Gorges du Verdon", de mooiste en diepste kloof van de Verdon (en blijkbaar van Frankrijk), kunnen afwandelen langs
een uitgestippelde route, het Blanc-Martelpad, van 15 km (en terug want in de winter rijden er geen shuttlebusjes tussen de verschillende punten)... we reden daarom naar "Couloir Samson" (Corridor Samson), een passage van de wandelroute. Het is eigenlijk het start-/eindpunt van de wandelroute, maar heeft maar heel weinig parkeerplaatsen.

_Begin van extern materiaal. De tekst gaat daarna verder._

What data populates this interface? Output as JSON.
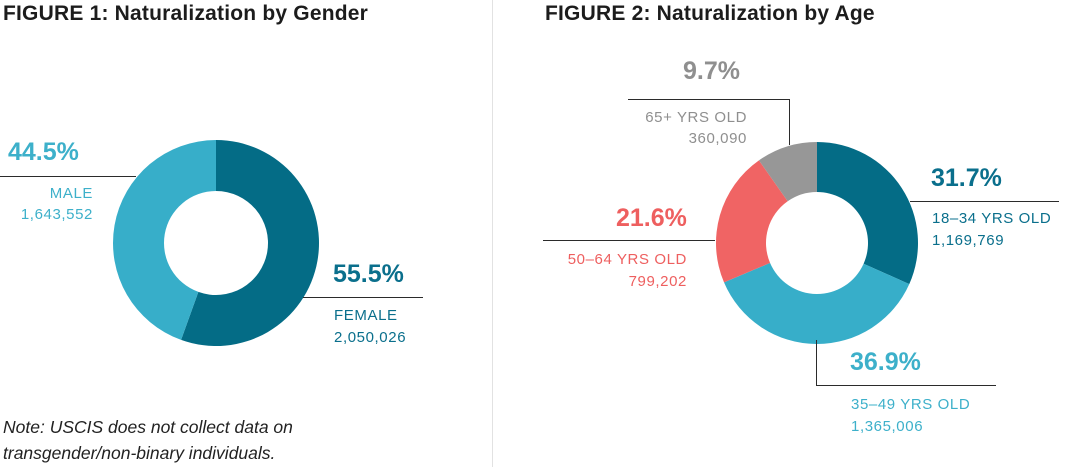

Vanaf de parkeerplaats stapten we de trappen af over het wandelpad. We gingen van het wandelpad af tot op de oever van de Verdon. Hier liggen grote, ronde, door water afgesleten, witte rotsen. Dat hier soms water stroomt, was duidelijk. Er hingen ook waarschuwingsborden over dat het water, heel onverwacht, op korte termijn, kan aanzwellen. Aan die waterkant zag je ook goed dat er verschillende onderstromingen waren in het snelstromende rivierwater. In de zomer wordt er dan ook veel aan
raften ed. gedaan. De bergen zijn hier, vanaf de waterkant, aan beide kanten 400 meter hoog.

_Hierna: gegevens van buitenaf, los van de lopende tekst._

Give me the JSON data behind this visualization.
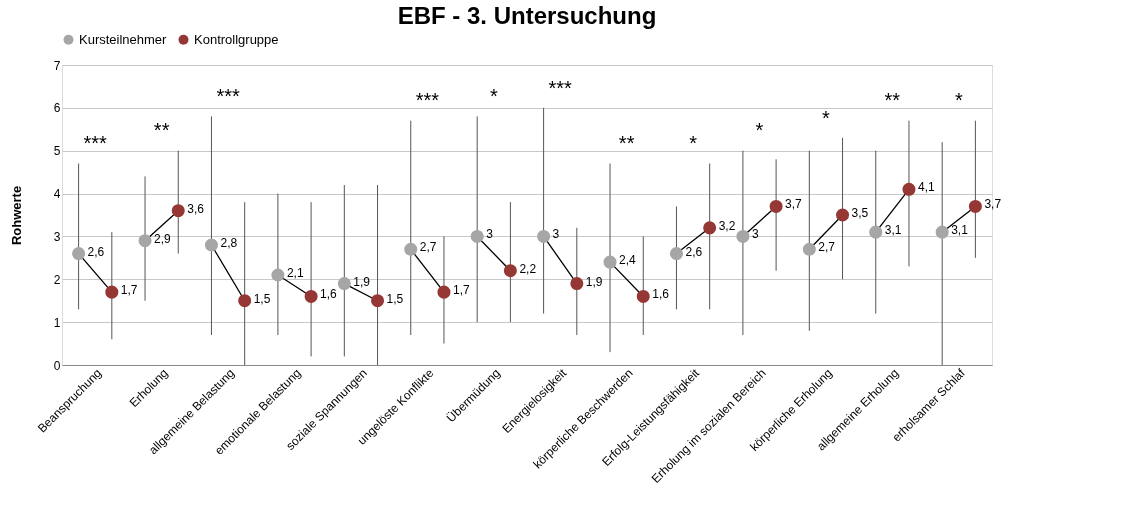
{
  "chart_data": {
    "type": "scatter",
    "title": "EBF - 3. Untersuchung",
    "ylabel": "Rohwerte",
    "categories": [
      "Beanspruchung",
      "Erholung",
      "allgemeine Belastung",
      "emotionale Belastung",
      "soziale Spannungen",
      "ungelöste Konflikte",
      "Übermüdung",
      "Energielosigkeit",
      "körperliche Beschwerden",
      "Erfolg-Leistungsfähigkeit",
      "Erholung im sozialen Bereich",
      "körperliche Erholung",
      "allgemeine Erholung",
      "erholsamer Schlaf"
    ],
    "series": [
      {
        "name": "Kursteilnehmer",
        "color": "#a6a6a6",
        "values": [
          2.6,
          2.9,
          2.8,
          2.1,
          1.9,
          2.7,
          3,
          3,
          2.4,
          2.6,
          3,
          2.7,
          3.1,
          3.1
        ],
        "value_labels": [
          "2,6",
          "2,9",
          "2,8",
          "2,1",
          "1,9",
          "2,7",
          "3",
          "3",
          "2,4",
          "2,6",
          "3",
          "2,7",
          "3,1",
          "3,1"
        ],
        "errors": [
          [
            1.3,
            4.7
          ],
          [
            1.5,
            4.4
          ],
          [
            0.7,
            5.8
          ],
          [
            0.7,
            4.0
          ],
          [
            0.2,
            4.2
          ],
          [
            0.7,
            5.7
          ],
          [
            1.0,
            5.8
          ],
          [
            1.2,
            6.0
          ],
          [
            0.3,
            4.7
          ],
          [
            1.3,
            3.7
          ],
          [
            0.7,
            5.0
          ],
          [
            0.8,
            5.0
          ],
          [
            1.2,
            5.0
          ],
          [
            0,
            5.2
          ]
        ]
      },
      {
        "name": "Kontrollgruppe",
        "color": "#953735",
        "values": [
          1.7,
          3.6,
          1.5,
          1.6,
          1.5,
          1.7,
          2.2,
          1.9,
          1.6,
          3.2,
          3.7,
          3.5,
          4.1,
          3.7
        ],
        "value_labels": [
          "1,7",
          "3,6",
          "1,5",
          "1,6",
          "1,5",
          "1,7",
          "2,2",
          "1,9",
          "1,6",
          "3,2",
          "3,7",
          "3,5",
          "4,1",
          "3,7"
        ],
        "errors": [
          [
            0.6,
            3.1
          ],
          [
            2.6,
            5.0
          ],
          [
            0,
            3.8
          ],
          [
            0.2,
            3.8
          ],
          [
            0,
            4.2
          ],
          [
            0.5,
            3.0
          ],
          [
            1.0,
            3.8
          ],
          [
            0.7,
            3.2
          ],
          [
            0.7,
            3.0
          ],
          [
            1.3,
            4.7
          ],
          [
            2.2,
            4.8
          ],
          [
            2.0,
            5.3
          ],
          [
            2.3,
            5.7
          ],
          [
            2.5,
            5.7
          ]
        ]
      }
    ],
    "annotations": [
      "***",
      "**",
      "***",
      "***",
      "*",
      "***",
      "**",
      "*",
      "*",
      "*",
      "**",
      "*"
    ],
    "ylim": [
      0,
      7
    ],
    "yticks": [
      0,
      1,
      2,
      3,
      4,
      5,
      6,
      7
    ],
    "grid": "y",
    "legend": "top",
    "marker": "circle"
  }
}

Nadat we terug op het wandelpad waren, moesten we een stalen trap op. Hiermee gingen we in de 650 meterslange "Tunnel du Baou".
Oorspronkelijk was de tunnel bedoeld om het rivierwater 20 km af te leiden van dit hogeropgelegen gedeelte van de Verdon naar een lagergelegen gedeelte van de rivier. Men had namelijk de ambitie om water uit de Verdon te kanaliseren om elektriciteit te produceren, door het installeren van sluisdeuren.
De werken voor de tunnel startte in 1905 maar werden vier jaar later al gestaakt.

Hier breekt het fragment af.